Query with UNION or OR?


I have a table friend used to store the relationship between two user.

For example: (1,2) means user1 and user2 are friends. (2,1) means the same, but there we won't store that, making uid1 < uid2 manually:

CREATE TABLE public.friend (
  uid1 INTEGER,
  uid2 INTEGER
);
CREATE INDEX index_uid1 ON friend USING BTREE (uid1);
CREATE INDEX index_uid2 ON friend USING BTREE (uid2);

To find the friends of uid=2, I can use:

Sql1:

select * from friend where uid1=2
union
select * from friend where uid2=2;

Sql2:

select * from friend uid1=2 or uid2=2

What I get is that sql2 is better than sql1 in performance.

But sql1 is recommended. Is that correct?


Solution

  • I have a table friend used to store the relationship between two user.

    For example: (1,2) means user1 and user2 are friends. (2,1) means the same, but there we won't store that, making uid1 < uid2 manually:

    Typically, you would implement that with have a PRIMARY KEY on (udi1, uid2) and a CHECK constraint enforcing uid1 < uid2.

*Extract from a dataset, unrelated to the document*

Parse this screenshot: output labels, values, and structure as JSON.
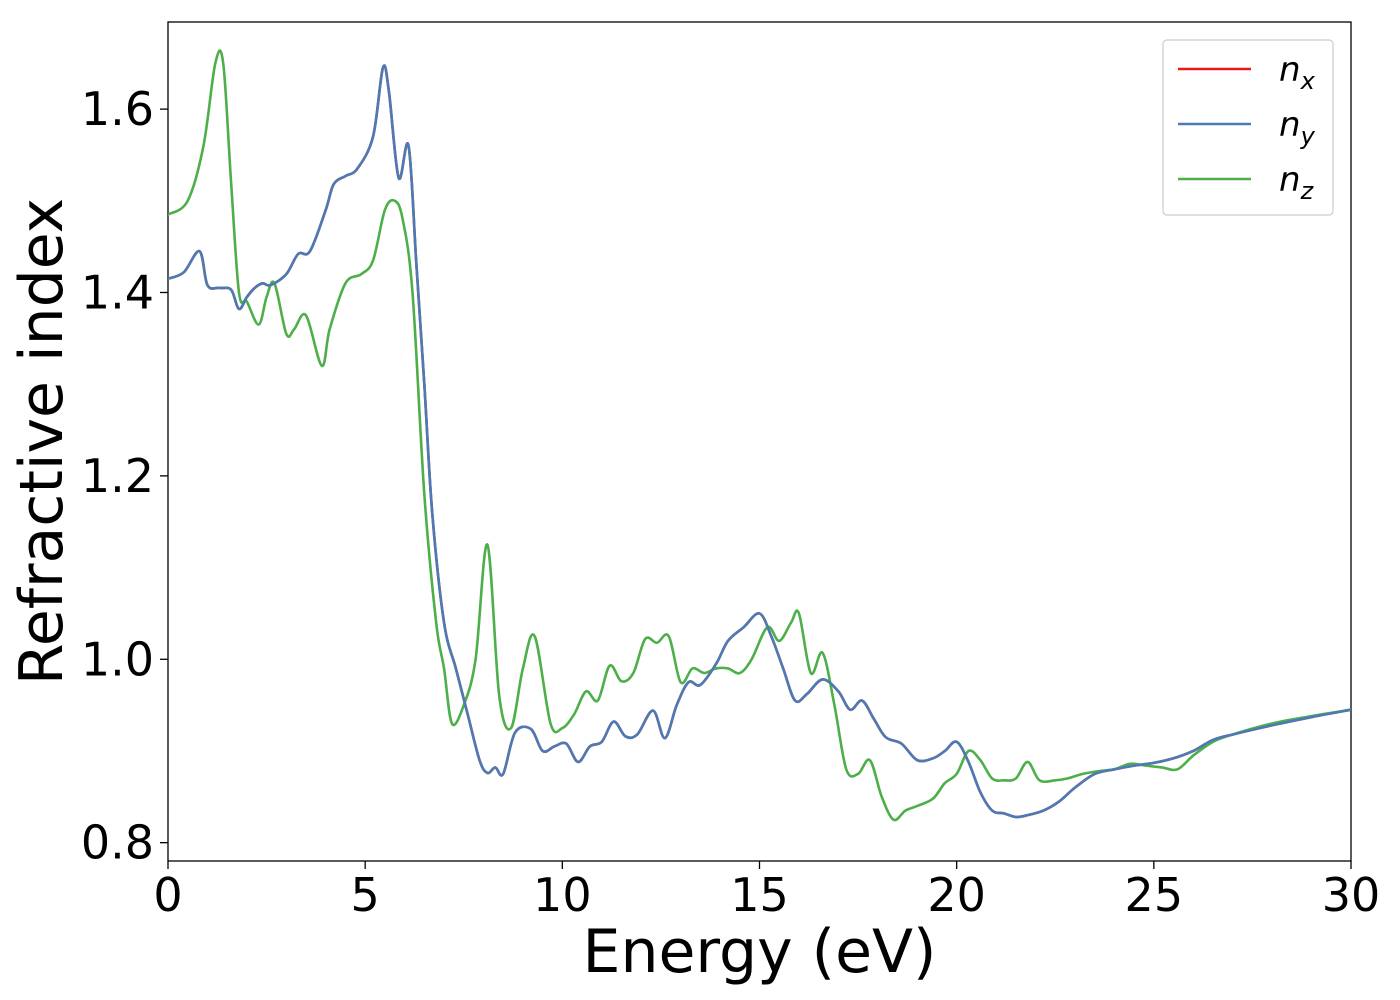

    CREATE TABLE public.friend (
       uid1 integer
     , uid2 integer
     , PRIMARY KEY (uid1, uid2)
     , CONSTRAINT uid2_gt_uid1 CHECK (uid1 < uid2)
    );
    
    CREATE INDEX index_uid2 ON friend USING BTREE (uid2);
    

    You don't need the other index, it's covered by the index of the PK;

    CREATE INDEX index_uid1 ON friend USING BTREE (uid1);

    Then there cannot be duplicates (including switched duplicates) and nobody can be friend with him/her self either, and your query can simply be:

    SELECT * FROM friend WHERE 2 IN (uid1, uid2);
    

    ... which is short for:

    SELECT * FROM friend WHERE uid1 = 2 OR uid2 = 2;
    

    And the UNION variant is now logically identical:

    SELECT * FROM friend WHERE uid1=2
    UNION
    SELECT * FROM friend WHERE uid2=2;
    

    But you would UNION ALL instead of just UNION as there are no duplicates to begin with and UNION ALL is cheaper. But still slightly more expensive than the single SELECT above.

    Duplicates?

    There are three possible sources of duplicates in the UNION ALL query:

    1. Duplicate rows in the underlying table (ruled out by the PK).
    2. Rows fetched multiple times by more than one SELECT branch.
    3. In your particular case: logical duplicates with switched IDs (ruled out by the CHECK constraint).

    Once you understand this, you also understand the implications of the different query techniques. With the suggest setup, only 2. remains as possible issue.